Guionismo

Paulo Portas pode ter sido o guionista de serviço no Governo. Mas não conseguiu reinventar o argumento de um filme que já vai a meio.

serei claro: as 112 páginas (que são 37, num corpo normal de letra) são uma recauchutagem de ideias passadas deste mesmo governo. umas são válidas mas não terão efeitos práticos; outras são medidas para inglês ver. há também ideias ainda pouco definidas e algumas outras que podem fazer caminho. mas podem mesmo? a esperança é sempre a última a morrer.

ideias válidas

quantas vezes já ouvimos este governo falar da reforma do ensino superior e dos politécnicos, da reorganização dos laboratórios do estado, da reforma hospitalar, de uma nova vaga de contratos com as ipss? quantos meses passaram desde que ouvimos pela primeira vez a ideia de descentralizar serviços e competências do estado, de criar postos de atendimento únicos pelo país, substituindo serviços individuais?

quantas apresentações já ouvimos sobre a reforma das forças armadas, da justiça, do ensino profissional, da autonomia das escolas?
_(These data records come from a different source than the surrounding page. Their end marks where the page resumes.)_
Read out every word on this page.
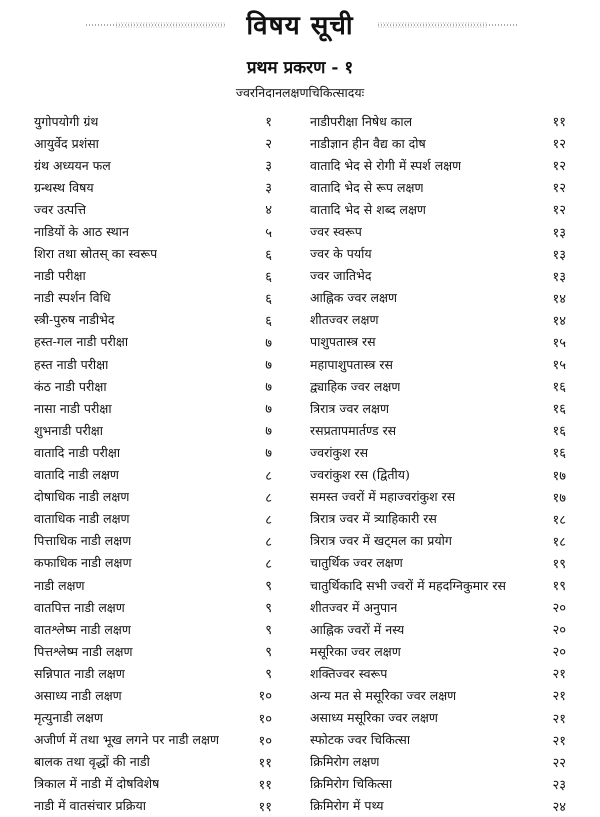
विषय सूची
प्रथम प्रकरण - १
ज्वरनिदानलक्षणचिकित्सादयः
युगोपयोगी ग्रंथ	१
आयुर्वेद प्रशंसा	२
ग्रंथ अध्ययन फल	३
ग्रन्थस्थ विषय	३
ज्वर उत्पत्ति	४
नाडियों के आठ स्थान	५
शिरा तथा स्रोतस् का स्वरूप	६
नाडी परीक्षा	६
नाडी स्पर्शन विधि	६
स्त्री-पुरुष नाडीभेद	६
हस्त-गल नाडी परीक्षा	७
हस्त नाडी परीक्षा	७
कंठ नाडी परीक्षा	७
नासा नाडी परीक्षा	७
शुभनाडी परीक्षा	७
वातादि नाडी परीक्षा	७
वातादि नाडी लक्षण	८
दोषाधिक नाडी लक्षण	८
वाताधिक नाडी लक्षण	८
पित्ताधिक नाडी लक्षण	८
कफाधिक नाडी लक्षण	८
नाडी लक्षण	९
वातपित्त नाडी लक्षण	९
वातश्लेष्म नाडी लक्षण	९
पित्तश्लेष्म नाडी लक्षण	९
सन्निपात नाडी लक्षण	९
असाध्य नाडी लक्षण	१०
मृत्युनाडी लक्षण	१०
अजीर्ण में तथा भूख लगने पर नाडी लक्षण	१०
बालक तथा वृद्धों की नाडी	११
त्रिकाल में नाडी में दोषविशेष	११
नाडी में वातसंचार प्रक्रिया	११
नाडीपरीक्षा निषेध काल	११
नाडीज्ञान हीन वैद्य का दोष	१२
वातादि भेद से रोगी में स्पर्श लक्षण	१२
वातादि भेद से रूप लक्षण	१२
वातादि भेद से शब्द लक्षण	१२
ज्वर स्वरूप	१३
ज्वर के पर्याय	१३
ज्वर जातिभेद	१३
आह्निक ज्वर लक्षण	१४
शीतज्वर लक्षण	१४
पाशुपतास्त्र रस	१५
महापाशुपतास्त्र रस	१५
द्व्याहिक ज्वर लक्षण	१६
त्रिरात्र ज्वर लक्षण	१६
रसप्रतापमार्तण्ड रस	१६
ज्वरांकुश रस	१६
ज्वरांकुश रस (द्वितीय)	१७
समस्त ज्वरों में महाज्वरांकुश रस	१७
त्रिरात्र ज्वर में त्र्याहिकारी रस	१८
त्रिरात्र ज्वर में खट्मल का प्रयोग	१८
चातुर्थिक ज्वर लक्षण	१९
चातुर्थिकादि सभी ज्वरों में महदग्निकुमार रस	१९
शीतज्वर में अनुपान	२०
आह्निक ज्वरों में नस्य	२०
मसूरिका ज्वर लक्षण	२०
शक्तिज्वर स्वरूप	२१
अन्य मत से मसूरिका ज्वर लक्षण	२१
असाध्य मसूरिका ज्वर लक्षण	२१
स्फोटक ज्वर चिकित्सा	२१
क्रिमिरोग लक्षण	२२
क्रिमिरोग चिकित्सा	२३
क्रिमिरोग में पथ्य	२४
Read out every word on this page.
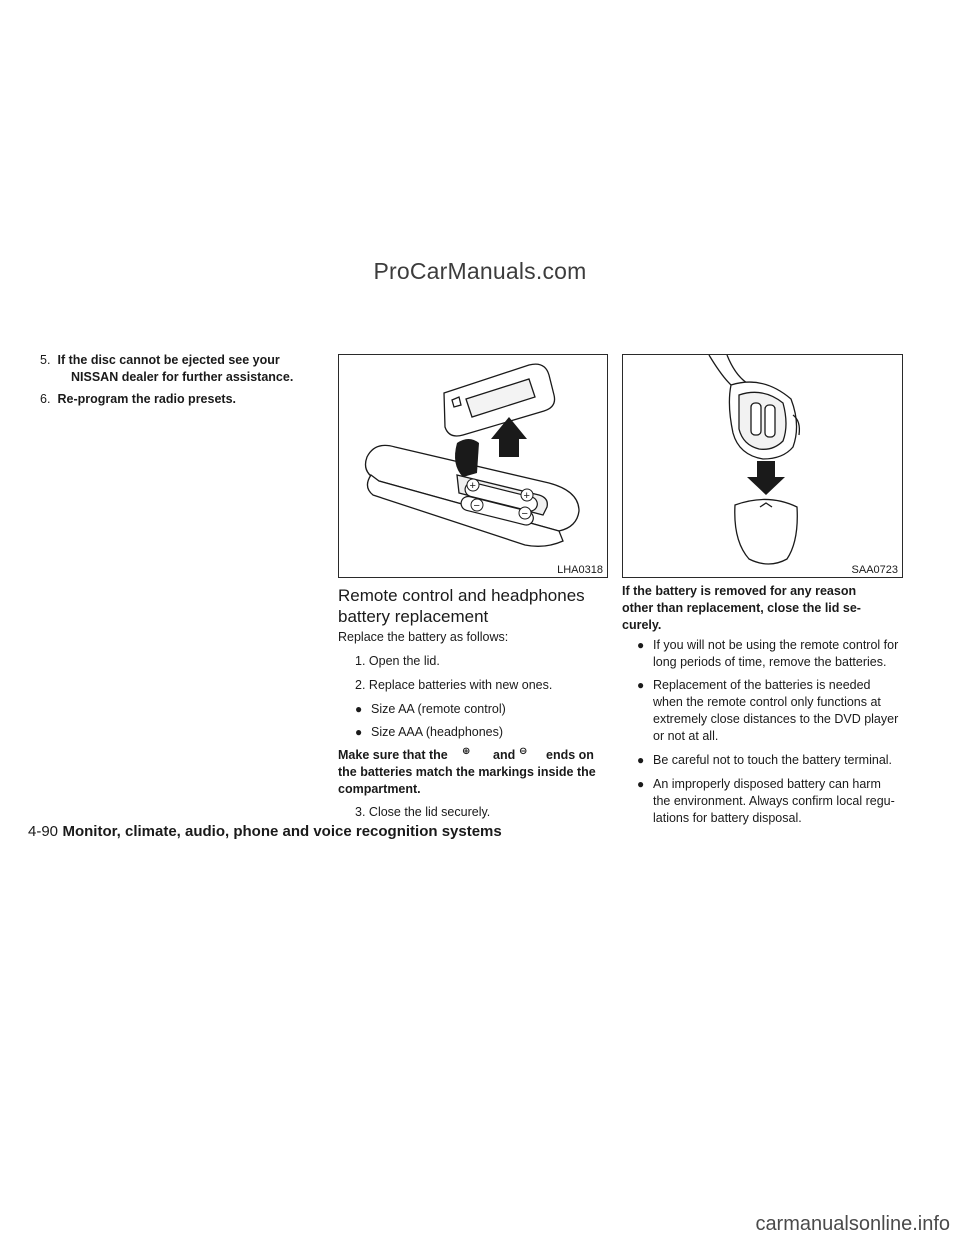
ProCarManuals.com
5. If the disc cannot be ejected see your
NISSAN dealer for further assistance.
6. Re-program the radio presets.
+
+
−
−
LHA0318	SAA0723
Remote control and headphones
battery replacement
Replace the battery as follows:
1. Open the lid.
2. Replace batteries with new ones.
● Size AA (remote control)
● Size AAA (headphones)
Make sure that the ⊕ and ⊖ ends on
the batteries match the markings inside the
compartment.
3. Close the lid securely.
If the battery is removed for any reason
other than replacement, close the lid se-
curely.
● If you will not be using the remote control for
long periods of time, remove the batteries.
● Replacement of the batteries is needed
when the remote control only functions at
extremely close distances to the DVD player
or not at all.
● Be careful not to touch the battery terminal.
● An improperly disposed battery can harm
the environment. Always confirm local regu-
lations for battery disposal.
4-90 Monitor, climate, audio, phone and voice recognition systems
carmanualsonline.info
em quantos documentos já vimos a ideia de agregar municípios, de pôr civis à mesa de atendimento das polícias, de fixar um limite às prestações sociais (sim, isto é um corte) ou de impor um limite às pensões pagas pelo estado (sim, isto também)? ou mesmo de avançar com a concessão de empresas de transportes ou do sector das águas?

pela minha parte, o governo tem caminho aberto. não percebo se era preciso um guião para isto – mas se era, só peço agora que nos dispensem da história dos consensos e que não atirem para a próxima legislatura o que precisa de ser feito já. primeiro porque para fazer isto basta uma maioria; e depois porque não há tempo a perder. um ano assim chegou-nos perfeitamente. e o ajustamento já não pode esperar.

ideias novas

fora isto, sobra pouco do guião. há um simplex2 para as empresas, que me parece bem – o primeiro foi das melhores coisas que o país teve na última década. vêm também as start up’s, as business angels, a eficiência energética, os sempre eternos cortes nos ministérios e premac’s afins, a venda de património que ninguém quer comprar. há também uma revisão constitucional que serve para nota artística, uma mão cheia de coisas que se percebem mal (mas a essas dou o desconto). e, pior, umas medidas que me parece que vão dar mais prejuízo que poupança – como o cheque ensino, o plafonamento das pensões, a redução do irs.

o fim das ilusões

tentando ver isto tudo pelo lado positivo: o guião ainda pode ser bom, se servir de lembrete ao governo sobre o que ainda tem para fazer.

há outra coisa boa que se retira daqui: acabaram-se os heróis e as ilusões. está tudo identificado, tudo visto. sobra muita coisa para fazer, talvez mesmo com esta constituição.

sim, este governo é isto, não é mais. se nos der isto com um mínimo de coerência e a coragem necessária já é bem bom.